El soldado era un marido silencioso, tosco y extraño. Pasaban los meses y Cándida no averiguaba nada sobre él, salvo que podía volverse muy peligroso, con el peligro irracional y torpe del adolescente que se cree hombre, si ella no lo esperaba con la cena lista. Cándida quería saber qué cosas lo hacían reír, cuál era su animal favorito, a qué le tenía miedo. Las respuestas eran los chistes verdes, el perro, a la humillación, pero Cándida no las sabía porque el marido no hablaba.
Lo que sí supo, porque se lo contó una vecina, era que a su marido le gustaba ir al burdel del final de la calle.
-¿Y qué hace ahí?
-Duerme con mujeres.
-No entiendo. ¿Va a ese lugar a dormir? Si en casa tenemos cama.
-No, no a dormir. Es una manera de decir. Se acuesta con mujeres. Tiene sexo con mujeres. Hace eso que hizo con vos en la noche de bodas.
Cándida se sorprendió, y no sintió dolor ni angustia ni traición sino curiosidad. Y esa noche siguió a su marido hasta el burdel, y lo espió por la ventana de la calle, y lo que vio la entusiasmó: su marido estaba desnudo, y embestía como un poseído a una mujer espléndida. Y la mujer estaba desnuda. Y eso tenía que significar que la vagina, que eso, no era algo tan malo. Cándida regresó a su casa, con el corazón tamborileándole y los pies apurados.
Cerró la puerta con llave, se desnudó entera por primera vez en su vida y se paró frente al espejo. Primero se miró las tetas; no eran tan grandes como las de la mujer del burdel pero igual le parecieron lindas. Se las tocó y notó que las puntas, esas cosas marrones, se endurecían como cuando hacía frío, pero Cándida no sentía frío.
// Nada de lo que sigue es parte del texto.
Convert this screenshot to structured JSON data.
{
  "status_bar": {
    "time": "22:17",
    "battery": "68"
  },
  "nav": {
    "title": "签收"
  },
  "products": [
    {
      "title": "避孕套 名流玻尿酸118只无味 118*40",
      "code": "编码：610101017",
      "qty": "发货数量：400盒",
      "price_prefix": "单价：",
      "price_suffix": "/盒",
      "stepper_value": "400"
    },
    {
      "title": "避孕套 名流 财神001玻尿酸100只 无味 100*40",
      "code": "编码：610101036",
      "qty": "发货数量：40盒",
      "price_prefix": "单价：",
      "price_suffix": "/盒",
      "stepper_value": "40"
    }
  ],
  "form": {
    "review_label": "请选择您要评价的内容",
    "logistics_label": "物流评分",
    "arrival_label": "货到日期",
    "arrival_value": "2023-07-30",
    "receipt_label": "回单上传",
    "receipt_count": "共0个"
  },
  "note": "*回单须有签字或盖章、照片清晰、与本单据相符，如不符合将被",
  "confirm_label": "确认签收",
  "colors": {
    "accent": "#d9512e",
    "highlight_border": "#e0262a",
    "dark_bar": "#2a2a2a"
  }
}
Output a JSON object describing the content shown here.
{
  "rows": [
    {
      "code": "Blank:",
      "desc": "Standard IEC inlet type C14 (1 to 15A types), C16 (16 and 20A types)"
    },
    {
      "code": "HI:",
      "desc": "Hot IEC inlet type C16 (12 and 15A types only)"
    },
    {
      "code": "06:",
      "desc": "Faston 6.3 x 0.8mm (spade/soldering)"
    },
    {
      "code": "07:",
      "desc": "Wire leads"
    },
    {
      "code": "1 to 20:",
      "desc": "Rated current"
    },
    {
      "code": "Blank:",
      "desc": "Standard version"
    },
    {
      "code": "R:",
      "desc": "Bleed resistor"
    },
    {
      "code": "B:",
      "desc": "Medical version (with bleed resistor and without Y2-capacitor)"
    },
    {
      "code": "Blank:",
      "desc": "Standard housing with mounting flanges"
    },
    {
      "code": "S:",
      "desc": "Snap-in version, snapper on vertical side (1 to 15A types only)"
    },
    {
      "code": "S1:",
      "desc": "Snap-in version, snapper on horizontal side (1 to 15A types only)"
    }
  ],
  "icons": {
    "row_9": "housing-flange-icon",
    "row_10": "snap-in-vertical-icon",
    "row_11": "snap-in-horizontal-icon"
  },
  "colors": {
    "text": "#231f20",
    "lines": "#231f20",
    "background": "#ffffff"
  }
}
Después se miró el ombligo y pensó que era algo atractivo. La palabra ideal sería sexy, pero Cándida no conocía esa palabra. Se dio vuelta y contempló su culo; era blanco, redondo y tenía dos hoyuelos en un cachete. A Cándida le gustó también su culo.
Finalmente abrió las piernas y observó su vagina. Primero pensó que era horrible. Luego dudó. Para despejar dudas, se atrevió a tocarla. Y ya no le pareció nada horrible. Siguió tocándola, y cada vez le gustaba más. Y más. Y más. Y quería decirle a su madre que estaba equivocada, que la vagina no era algo malo, no podía serlo, algo malo no podía sentirse tan bueno. Pero su madre no la entendería. Entonces, en un segundo de osadía que la hizo reír a carcajadas, como un exorcismo sin demonio, supo lo que tenía que hacer. Se vistió rápido y fue a buscar a Pedro.
Tenía algo que contarle.
*Cuento finalista del XVI Concurso de Cuento “Leopoldo Marechal”.